![UK watchdog investigates ex-Woking Council leaders over £2bn debt scandal](/upload/news/2025/02/07/297932.jpg)
Local authority in Surrey declared itself effectively bankrupt in 2023 after series of risky investments
Two former senior figures at bankrupt Woking council are to be investigated by the UK’s accounting watchdog after it racked up more than £2bn in debt on a failed investment spree, reported by The Guardian.
The Surrey council declared itself effectively bankrupt in 2023 after ploughing vast sums of borrowed money into skyscrapers, a luxury hotel and other risky commercial investments, in what was one of the biggest financial failures in local government history.
Sources said an investigation into the individuals involved in the former Conservative-run council’s investment activities was being prepared by the Financial Reporting Council (FRC), the independent regulator that oversees the UK accountancy profession.
The watchdog is expected not to name the individuals, and will only refer to two former accountants.

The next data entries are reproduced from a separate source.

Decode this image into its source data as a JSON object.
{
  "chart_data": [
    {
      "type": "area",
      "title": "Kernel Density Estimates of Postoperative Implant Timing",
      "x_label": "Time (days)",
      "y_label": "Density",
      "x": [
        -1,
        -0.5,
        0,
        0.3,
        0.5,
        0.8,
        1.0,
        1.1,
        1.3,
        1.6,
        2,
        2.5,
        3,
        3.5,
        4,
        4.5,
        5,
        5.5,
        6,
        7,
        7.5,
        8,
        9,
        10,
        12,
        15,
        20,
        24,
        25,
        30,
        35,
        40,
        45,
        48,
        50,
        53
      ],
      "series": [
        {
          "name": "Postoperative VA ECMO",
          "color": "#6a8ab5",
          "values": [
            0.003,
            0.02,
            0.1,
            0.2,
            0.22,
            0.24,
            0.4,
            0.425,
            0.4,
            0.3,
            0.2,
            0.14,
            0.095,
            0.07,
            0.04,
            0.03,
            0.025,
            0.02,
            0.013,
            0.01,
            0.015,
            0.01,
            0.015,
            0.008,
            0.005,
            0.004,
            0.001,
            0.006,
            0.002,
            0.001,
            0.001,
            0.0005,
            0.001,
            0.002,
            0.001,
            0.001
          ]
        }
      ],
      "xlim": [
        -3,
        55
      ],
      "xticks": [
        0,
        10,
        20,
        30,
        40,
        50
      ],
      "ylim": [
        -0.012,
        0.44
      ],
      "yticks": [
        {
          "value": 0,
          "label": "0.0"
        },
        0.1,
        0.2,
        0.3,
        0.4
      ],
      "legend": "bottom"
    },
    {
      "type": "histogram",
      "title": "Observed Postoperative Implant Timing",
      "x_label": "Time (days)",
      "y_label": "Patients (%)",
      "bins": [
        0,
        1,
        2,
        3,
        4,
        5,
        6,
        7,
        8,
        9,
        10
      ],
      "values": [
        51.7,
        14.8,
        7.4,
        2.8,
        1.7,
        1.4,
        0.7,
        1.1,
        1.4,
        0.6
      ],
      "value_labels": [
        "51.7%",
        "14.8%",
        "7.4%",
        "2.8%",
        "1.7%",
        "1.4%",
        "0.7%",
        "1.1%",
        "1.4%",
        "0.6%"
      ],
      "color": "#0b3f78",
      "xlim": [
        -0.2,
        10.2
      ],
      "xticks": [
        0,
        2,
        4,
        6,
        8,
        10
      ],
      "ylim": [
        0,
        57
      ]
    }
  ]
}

However, the Guardian understands the people are Woking’s former chief executive Ray Morgan and ex-finance director Leigh Clarke.
The FRC investigation into Woking’s financial troubles, which is expected to be announced within weeks, will form the latest attempt to uncover what went wrong at the tiny Surrey council after the government sent in a team of independent commissioners two years ago.
More English councils declared effective bankruptcy in the past three years than in the preceding three decades, amid a financial crisis triggered by austerity-driven cuts and local missteps, with Woking joined by Birmingham, Nottingham and smaller troubled authorities including Thurrock and Slough.
The FRC last year launched an investigation into a former accountant at Thurrock, after a government review found the Essex council had recklessly gambled hundreds of millions of pounds on risky commercial investments.
Last year a report by the accountancy firm Grant Thornton, commissioned by Woking’s new Liberal Democrat administration, named Morgan as the “driving force” behind Woking’s investments among a “close-knit group who were not exposed to challenge and new ideas”.
As the most senior official at the council between 2006 and 2021, when he retired Morgan compared Woking to Singapore as the authority borrowed money to build a town-centre complex of shops and residential towers, which later turned out to be worth hundreds of millions of pounds less than the council paid for it.
Morgan was also granted authority to control a £3m “opportunity acquisition fund” to spend on regeneration projects without recourse to the authority’s executive body or elected councillors, in an arrangement described as “very unusual” by the government’s commissioners.
Clarke, who was finance director between 2014 and 2023, was also named in Grant Thornton’s report alongside several other senior figures, including the council’s former Tory leaders. It found that she “did not ensure the effective financial management of the council”.
Morgan said he could not comment about the imminent investigation because he was under “strict confidentiality rules” with the FRC and the regulator had not told him what questions it would ask of him. “Until I know what it is with the FRC – if they are going to proceed – I am not really in a position to comment to you.”
He also said he took issue with the Grant Thornton report: “They did not take full account of the representations I and my colleagues made.”
Clarke did not respond to a request for comment. The FRC declined to comment.
Last month it emerged local leaders in Surrey had written to the government to request that ministers “write off” about £1bn in debt held by Woking, to help smooth a merger between the county’s 12 local authorities.
Local leaders believe the step is required to play Surrey’s role in Angela Rayner’s plans for the reorganisation of local government in England as part of the biggest devolution drive this century. The deputy prime minister announced on Wednesday that the county would be among nine areas where elections would be delayed to enable council mergers.
However, writing off Woking’s debt would result in taxpayers from across the country being asked to shoulder the burden of a failed investment spree in the affluent home counties after years of austerity for many councils in poorer English regions.